Public Housing For Private Profit?

Published in the South Sydney Herald, November 2016

For more than 100 years, government funded public housing has been available to low income earners in NSW.

Government owned estates provided working class people, the elderly, new immigrants, young families, and working people in low-income, essential services the opportunity to live in our cities and regional centres, and participate in their local communities.

In recent decades we have seen a shift. Successive governments have under invested in maintaining safe, secure, affordable housing for low-income earners. Many public housing tenants suffer long standing issues around maintenance and safety.

Public housing is now only available to those with the greatest need. And even then, it’s in extremely short supply.

There are now more than 100,000 people on the waiting list for public housing in NSW, with many waiting for more than ten years for a home.


The Baird Liberal government is selling off and redeveloping public housing. They intend to shift the management of thousands of public housing properties – about a third of all public housing in NSW - to the control of the community housing sector.

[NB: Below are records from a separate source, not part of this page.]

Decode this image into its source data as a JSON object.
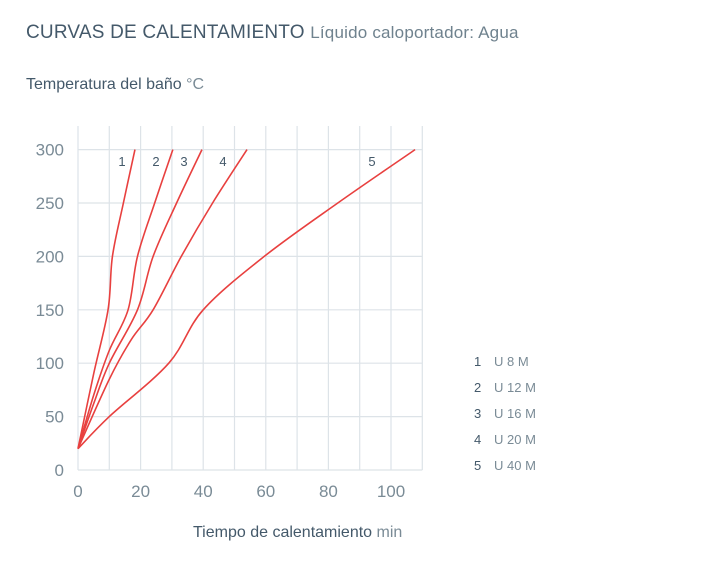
{
  "header": {
    "title": "CURVAS DE CALENTAMIENTO",
    "subtitle": "Líquido caloportador: Agua"
  },
  "axes": {
    "y_label": "Temperatura del baño",
    "y_unit": "°C",
    "x_label": "Tiempo de calentamiento",
    "x_unit": "min"
  },
  "colors": {
    "curve": "#e8403f",
    "grid": "#dde3e8",
    "text": "#44596a",
    "tick": "#7a8b96"
  },
  "legend": [
    {
      "num": "1",
      "label": "U 8 M"
    },
    {
      "num": "2",
      "label": "U 12 M"
    },
    {
      "num": "3",
      "label": "U 16 M"
    },
    {
      "num": "4",
      "label": "U 20 M"
    },
    {
      "num": "5",
      "label": "U 40 M"
    }
  ],
  "chart_data": {
    "type": "line",
    "title": "CURVAS DE CALENTAMIENTO",
    "subtitle": "Líquido caloportador: Agua",
    "xlabel": "Tiempo de calentamiento (min)",
    "ylabel": "Temperatura del baño (°C)",
    "xlim": [
      0,
      110
    ],
    "ylim": [
      0,
      300
    ],
    "x_ticks": [
      0,
      20,
      40,
      60,
      80,
      100
    ],
    "y_ticks": [
      0,
      50,
      100,
      150,
      200,
      250,
      300
    ],
    "grid": true,
    "x_grid_step": 10,
    "legend_position": "right",
    "series": [
      {
        "name": "1",
        "label": "U 8 M",
        "points": [
          [
            0,
            20
          ],
          [
            5,
            90
          ],
          [
            9.6,
            150
          ],
          [
            11,
            200
          ],
          [
            14.5,
            250
          ],
          [
            18.2,
            300
          ]
        ]
      },
      {
        "name": "2",
        "label": "U 12 M",
        "points": [
          [
            0,
            20
          ],
          [
            5,
            70
          ],
          [
            10,
            112
          ],
          [
            16,
            150
          ],
          [
            19,
            200
          ],
          [
            24.5,
            250
          ],
          [
            30.3,
            300
          ]
        ]
      },
      {
        "name": "3",
        "label": "U 16 M",
        "points": [
          [
            0,
            20
          ],
          [
            5,
            62
          ],
          [
            10,
            100
          ],
          [
            19,
            150
          ],
          [
            24,
            200
          ],
          [
            31.5,
            250
          ],
          [
            39.6,
            300
          ]
        ]
      },
      {
        "name": "4",
        "label": "U 20 M",
        "points": [
          [
            0,
            20
          ],
          [
            10,
            85
          ],
          [
            17,
            122
          ],
          [
            24,
            150
          ],
          [
            33,
            200
          ],
          [
            43,
            250
          ],
          [
            54,
            300
          ]
        ]
      },
      {
        "name": "5",
        "label": "U 40 M",
        "points": [
          [
            0,
            20
          ],
          [
            10,
            50
          ],
          [
            29,
            100
          ],
          [
            40,
            150
          ],
          [
            59.5,
            200
          ],
          [
            83,
            250
          ],
          [
            107.7,
            300
          ]
        ]
      }
    ]
  }
}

Community housing providers have traditionally been not-for-profit organisations that provide important support services for tenants and play an essential role in the provision of affordable housing in NSW.

The big concern about the recent changes is the potential risk it opens up for big corporations to enter into the "business" of supply and management of public housing.

As a way of honouring the work of the late Ross Smith, a staunch public housing advocate, I took up the concerns he raised in last month’s newspaper that the British corporation Serco had “made overtures” to the NSW Government in regards to the management of public and community housing, by asking a question of the Treasurer about this.

Shamefully the Government has failed to rule it out.

Serco became infamous in Australia through their operation of detention centres. They have been criticised by the Australian Human Rights Commission and been the subject of numerous complaints by detainees in those centres. Serco have also run a number of Australian prisons.

In the UK, Serco have held contracts to deliver housing services, including settlement services for asylum seekers, as well as prisons. Many of those operations have been the subject of scandal.

Despite Serco’s international reputation, the NSW Government has made it clear that the door is wide open for Serco to step in to the public housing sector in NSW.